Una miniserie in due episodi dal titolo "Cefalonia", andata in onda su RAI Uno a il 10 e l11 Aprile 2005.
La miniserie scritta da Sandro Petraglia e Stefano Rulli, storici sceneggiatori tra l'altro, delle prime serie della Piovra televisiva, prende il nome dall'isola greca dove avvenne l'eccidio da parte dei nazisti, della Divisione italiana Acqui, all'indomani dell'otto settembre del 1943.Una pagina di storia italiana, tradizionalmente poco nota, ma tragica ed importante. Il progetto si inserisce nel filone storico di Raifiction finalizzato a far conoscere al grande pubblico televisivo le vicende meno eclatanti ma non meno significative, della nostra storia contemporanea.
Girato a Castellammare del Golfo, nel piazzale antistante il Castello, a S. Vito Lo Capo nella Tonnara, nelle saline tra Trapani e Marsala e tra le rovine della Valle del Belice, ha per protagonisti il noto Luca Zingaretti e Luisa Ranieri, la sensuale interprete di uno spot TV in cui pronuncia una sola famosissima battuta: "'Anto' fa caldo'" protagonista in autunno oltre che di ''Cefalonia'' di un altro film Tv ''La omicidi'' e di una pellicola d'autore, ''Eros'' di Antonioni.

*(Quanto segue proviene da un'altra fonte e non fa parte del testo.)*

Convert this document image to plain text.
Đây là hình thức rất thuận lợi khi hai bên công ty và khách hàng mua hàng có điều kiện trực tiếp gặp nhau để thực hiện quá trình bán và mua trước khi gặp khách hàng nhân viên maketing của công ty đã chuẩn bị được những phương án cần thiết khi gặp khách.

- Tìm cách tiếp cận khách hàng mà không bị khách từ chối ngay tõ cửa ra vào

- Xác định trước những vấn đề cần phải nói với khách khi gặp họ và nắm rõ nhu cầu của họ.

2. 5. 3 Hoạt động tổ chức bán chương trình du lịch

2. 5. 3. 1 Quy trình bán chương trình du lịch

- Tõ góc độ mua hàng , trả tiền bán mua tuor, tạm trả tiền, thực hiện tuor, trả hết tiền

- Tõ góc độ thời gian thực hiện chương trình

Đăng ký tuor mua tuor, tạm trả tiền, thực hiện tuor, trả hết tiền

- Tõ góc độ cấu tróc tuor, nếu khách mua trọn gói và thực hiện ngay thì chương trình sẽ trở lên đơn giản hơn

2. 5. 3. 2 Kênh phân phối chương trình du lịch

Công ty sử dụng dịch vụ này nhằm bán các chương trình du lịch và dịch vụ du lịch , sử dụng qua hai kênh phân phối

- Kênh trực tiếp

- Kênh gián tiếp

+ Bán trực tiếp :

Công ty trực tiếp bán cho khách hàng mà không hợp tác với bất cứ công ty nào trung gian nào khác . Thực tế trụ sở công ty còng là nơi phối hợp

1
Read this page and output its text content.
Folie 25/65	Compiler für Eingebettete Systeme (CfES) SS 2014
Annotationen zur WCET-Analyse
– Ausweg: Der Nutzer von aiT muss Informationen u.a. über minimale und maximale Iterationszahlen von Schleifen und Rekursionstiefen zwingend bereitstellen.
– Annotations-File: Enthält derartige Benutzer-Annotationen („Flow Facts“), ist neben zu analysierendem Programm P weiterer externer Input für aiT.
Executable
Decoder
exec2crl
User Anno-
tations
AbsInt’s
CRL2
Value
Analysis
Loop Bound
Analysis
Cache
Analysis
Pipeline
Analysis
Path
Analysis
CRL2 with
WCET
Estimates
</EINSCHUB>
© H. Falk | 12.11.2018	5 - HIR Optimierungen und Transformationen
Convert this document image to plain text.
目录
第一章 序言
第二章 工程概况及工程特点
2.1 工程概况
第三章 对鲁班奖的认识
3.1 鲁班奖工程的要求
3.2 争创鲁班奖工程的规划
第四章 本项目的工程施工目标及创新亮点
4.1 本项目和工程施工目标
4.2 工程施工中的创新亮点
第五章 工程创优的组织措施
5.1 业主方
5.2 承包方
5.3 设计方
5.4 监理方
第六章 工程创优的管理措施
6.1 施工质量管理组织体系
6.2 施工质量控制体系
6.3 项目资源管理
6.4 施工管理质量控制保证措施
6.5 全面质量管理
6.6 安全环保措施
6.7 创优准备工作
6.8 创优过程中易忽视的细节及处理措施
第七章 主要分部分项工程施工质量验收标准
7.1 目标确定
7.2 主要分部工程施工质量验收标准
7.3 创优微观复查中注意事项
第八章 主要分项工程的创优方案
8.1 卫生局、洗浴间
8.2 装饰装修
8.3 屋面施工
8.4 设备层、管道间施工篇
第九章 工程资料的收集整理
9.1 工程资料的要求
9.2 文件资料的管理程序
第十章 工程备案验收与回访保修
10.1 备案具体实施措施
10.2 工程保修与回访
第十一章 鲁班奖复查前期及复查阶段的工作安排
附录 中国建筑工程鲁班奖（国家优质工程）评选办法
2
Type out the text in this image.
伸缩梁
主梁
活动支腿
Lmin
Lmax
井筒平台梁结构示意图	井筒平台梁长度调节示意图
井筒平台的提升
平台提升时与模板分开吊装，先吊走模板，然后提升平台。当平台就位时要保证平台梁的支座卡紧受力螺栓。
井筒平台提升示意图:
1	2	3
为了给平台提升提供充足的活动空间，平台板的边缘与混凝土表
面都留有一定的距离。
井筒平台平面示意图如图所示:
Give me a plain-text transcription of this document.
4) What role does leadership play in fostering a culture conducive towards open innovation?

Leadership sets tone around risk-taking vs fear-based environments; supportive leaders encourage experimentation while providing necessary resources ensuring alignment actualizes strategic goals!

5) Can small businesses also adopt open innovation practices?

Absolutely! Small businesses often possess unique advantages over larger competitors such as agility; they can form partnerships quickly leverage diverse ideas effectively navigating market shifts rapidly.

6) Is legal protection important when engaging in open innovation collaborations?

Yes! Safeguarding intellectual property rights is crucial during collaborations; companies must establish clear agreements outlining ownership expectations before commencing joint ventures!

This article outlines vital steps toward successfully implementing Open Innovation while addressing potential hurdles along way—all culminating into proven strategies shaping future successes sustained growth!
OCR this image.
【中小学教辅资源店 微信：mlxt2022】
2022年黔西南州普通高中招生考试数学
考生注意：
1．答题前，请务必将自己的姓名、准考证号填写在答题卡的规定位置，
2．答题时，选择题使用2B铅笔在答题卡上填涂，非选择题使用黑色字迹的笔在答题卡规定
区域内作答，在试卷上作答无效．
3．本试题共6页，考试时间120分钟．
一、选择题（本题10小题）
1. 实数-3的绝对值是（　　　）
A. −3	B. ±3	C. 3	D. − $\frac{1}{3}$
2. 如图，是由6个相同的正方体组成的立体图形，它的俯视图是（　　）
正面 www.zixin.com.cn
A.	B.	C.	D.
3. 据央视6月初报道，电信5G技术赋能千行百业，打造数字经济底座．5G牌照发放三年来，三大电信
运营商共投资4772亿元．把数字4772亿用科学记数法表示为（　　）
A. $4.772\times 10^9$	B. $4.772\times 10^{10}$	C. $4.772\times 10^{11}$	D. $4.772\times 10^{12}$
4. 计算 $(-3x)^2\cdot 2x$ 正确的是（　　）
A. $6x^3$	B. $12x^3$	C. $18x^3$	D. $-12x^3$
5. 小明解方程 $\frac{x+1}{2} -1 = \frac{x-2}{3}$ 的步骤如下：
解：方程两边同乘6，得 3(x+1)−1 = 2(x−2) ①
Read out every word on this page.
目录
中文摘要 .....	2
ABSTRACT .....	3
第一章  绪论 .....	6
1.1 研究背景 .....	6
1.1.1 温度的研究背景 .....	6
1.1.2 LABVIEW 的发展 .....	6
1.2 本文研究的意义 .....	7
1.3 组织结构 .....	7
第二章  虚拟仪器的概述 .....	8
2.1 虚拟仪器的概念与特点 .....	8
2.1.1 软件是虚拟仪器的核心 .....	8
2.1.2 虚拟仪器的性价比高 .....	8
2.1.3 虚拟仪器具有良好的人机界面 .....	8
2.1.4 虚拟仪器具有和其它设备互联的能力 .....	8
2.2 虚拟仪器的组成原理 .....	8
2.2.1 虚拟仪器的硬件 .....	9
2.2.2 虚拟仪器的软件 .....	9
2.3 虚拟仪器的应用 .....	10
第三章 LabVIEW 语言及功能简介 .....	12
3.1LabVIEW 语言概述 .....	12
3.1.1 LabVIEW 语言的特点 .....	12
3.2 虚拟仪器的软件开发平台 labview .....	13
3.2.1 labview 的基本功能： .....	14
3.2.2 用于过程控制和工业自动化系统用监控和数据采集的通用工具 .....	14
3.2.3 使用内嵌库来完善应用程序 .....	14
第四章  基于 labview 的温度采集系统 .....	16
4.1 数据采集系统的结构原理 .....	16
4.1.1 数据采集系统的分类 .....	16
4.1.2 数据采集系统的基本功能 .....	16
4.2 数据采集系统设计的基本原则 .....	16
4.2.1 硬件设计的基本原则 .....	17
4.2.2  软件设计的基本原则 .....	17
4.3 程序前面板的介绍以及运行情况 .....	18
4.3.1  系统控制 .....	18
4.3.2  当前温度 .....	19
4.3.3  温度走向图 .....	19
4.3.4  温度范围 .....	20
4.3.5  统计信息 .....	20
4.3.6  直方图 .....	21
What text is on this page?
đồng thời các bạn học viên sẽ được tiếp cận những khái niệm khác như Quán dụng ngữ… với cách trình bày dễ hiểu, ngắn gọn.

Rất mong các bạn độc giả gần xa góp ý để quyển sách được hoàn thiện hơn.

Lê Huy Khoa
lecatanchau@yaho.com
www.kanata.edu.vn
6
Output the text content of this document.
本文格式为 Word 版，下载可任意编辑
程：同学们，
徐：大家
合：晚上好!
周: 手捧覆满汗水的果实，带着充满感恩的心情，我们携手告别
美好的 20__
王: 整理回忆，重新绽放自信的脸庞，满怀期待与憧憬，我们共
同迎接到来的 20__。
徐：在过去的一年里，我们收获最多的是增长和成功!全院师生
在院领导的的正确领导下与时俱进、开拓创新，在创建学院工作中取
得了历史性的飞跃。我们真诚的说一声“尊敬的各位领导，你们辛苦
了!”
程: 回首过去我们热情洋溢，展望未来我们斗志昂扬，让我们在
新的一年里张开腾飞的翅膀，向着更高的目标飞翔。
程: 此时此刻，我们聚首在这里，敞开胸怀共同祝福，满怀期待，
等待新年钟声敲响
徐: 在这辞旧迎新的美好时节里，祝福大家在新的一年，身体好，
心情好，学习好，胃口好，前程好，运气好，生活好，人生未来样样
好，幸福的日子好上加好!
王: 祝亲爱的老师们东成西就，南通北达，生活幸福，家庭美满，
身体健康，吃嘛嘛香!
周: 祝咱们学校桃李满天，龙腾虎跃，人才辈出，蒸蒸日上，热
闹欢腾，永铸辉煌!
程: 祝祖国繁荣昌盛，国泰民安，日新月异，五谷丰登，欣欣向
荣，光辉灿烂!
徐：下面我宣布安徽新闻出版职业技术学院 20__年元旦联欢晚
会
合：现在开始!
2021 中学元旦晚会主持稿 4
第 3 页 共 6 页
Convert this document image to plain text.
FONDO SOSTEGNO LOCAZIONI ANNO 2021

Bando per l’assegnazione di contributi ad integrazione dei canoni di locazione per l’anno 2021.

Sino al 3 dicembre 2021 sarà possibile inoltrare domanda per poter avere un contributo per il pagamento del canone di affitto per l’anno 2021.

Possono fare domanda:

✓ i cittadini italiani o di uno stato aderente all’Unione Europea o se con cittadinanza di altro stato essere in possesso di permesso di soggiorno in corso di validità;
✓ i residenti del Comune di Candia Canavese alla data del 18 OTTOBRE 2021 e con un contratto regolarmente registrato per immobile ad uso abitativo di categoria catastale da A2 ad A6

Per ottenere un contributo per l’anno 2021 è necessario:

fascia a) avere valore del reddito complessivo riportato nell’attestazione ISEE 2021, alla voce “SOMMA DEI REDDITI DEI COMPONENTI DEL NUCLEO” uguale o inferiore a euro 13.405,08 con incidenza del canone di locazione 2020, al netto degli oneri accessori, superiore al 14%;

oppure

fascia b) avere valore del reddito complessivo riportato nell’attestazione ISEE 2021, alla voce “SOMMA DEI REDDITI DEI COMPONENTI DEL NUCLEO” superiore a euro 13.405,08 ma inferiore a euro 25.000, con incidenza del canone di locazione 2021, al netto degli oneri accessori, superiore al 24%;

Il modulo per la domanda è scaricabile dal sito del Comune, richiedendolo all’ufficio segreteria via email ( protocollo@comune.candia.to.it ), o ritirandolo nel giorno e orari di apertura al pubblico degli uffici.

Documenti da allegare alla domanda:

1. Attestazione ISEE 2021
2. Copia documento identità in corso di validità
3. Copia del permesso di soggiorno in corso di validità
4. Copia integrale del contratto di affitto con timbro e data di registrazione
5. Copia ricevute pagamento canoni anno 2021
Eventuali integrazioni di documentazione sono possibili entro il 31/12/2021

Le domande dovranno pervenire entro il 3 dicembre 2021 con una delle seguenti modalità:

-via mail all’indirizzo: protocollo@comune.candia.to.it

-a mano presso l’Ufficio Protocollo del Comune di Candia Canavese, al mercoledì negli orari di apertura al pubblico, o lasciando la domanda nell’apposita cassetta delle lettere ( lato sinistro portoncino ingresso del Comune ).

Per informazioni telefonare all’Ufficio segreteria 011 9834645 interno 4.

Nelle due puntata di ''Cefalonia'', la Ranieri interpreta la parte di Feria, una donna con molto carattere, sensuale e appassionata, “femmina” testarda. Feria è di origini napoletane e scappa a soli 15 anni per amore con il marito greco Mikis. E’ madre di una ragazza di 16 anni che ha cresciuto da sola sull’isola di Cefalonia. Ma il giovane greco parte per l'America in cerca di fortuna e Feria si ritrova a gestire da sola un caffè frequentato da militari, dovendo fare i conti con la diffidenza dei greci in un momento di guerra, di fame e disperazione. Proprio quando sente che il mondo le sta crollando addosso, incontra l’amore con il sergente Saverio Blasco, interpretato da Luca Zingaretti. Nasce un amore intenso e un po' segreto, che riesce a superare la spaventosa tragedia in cui sboccia.
Altri attori di rilievo: Roberto De Francesco, Jasmine Trinca e Corrado Fortuna.
La regia è di Riccardo Milani, la produzione Palomar - Cineteam.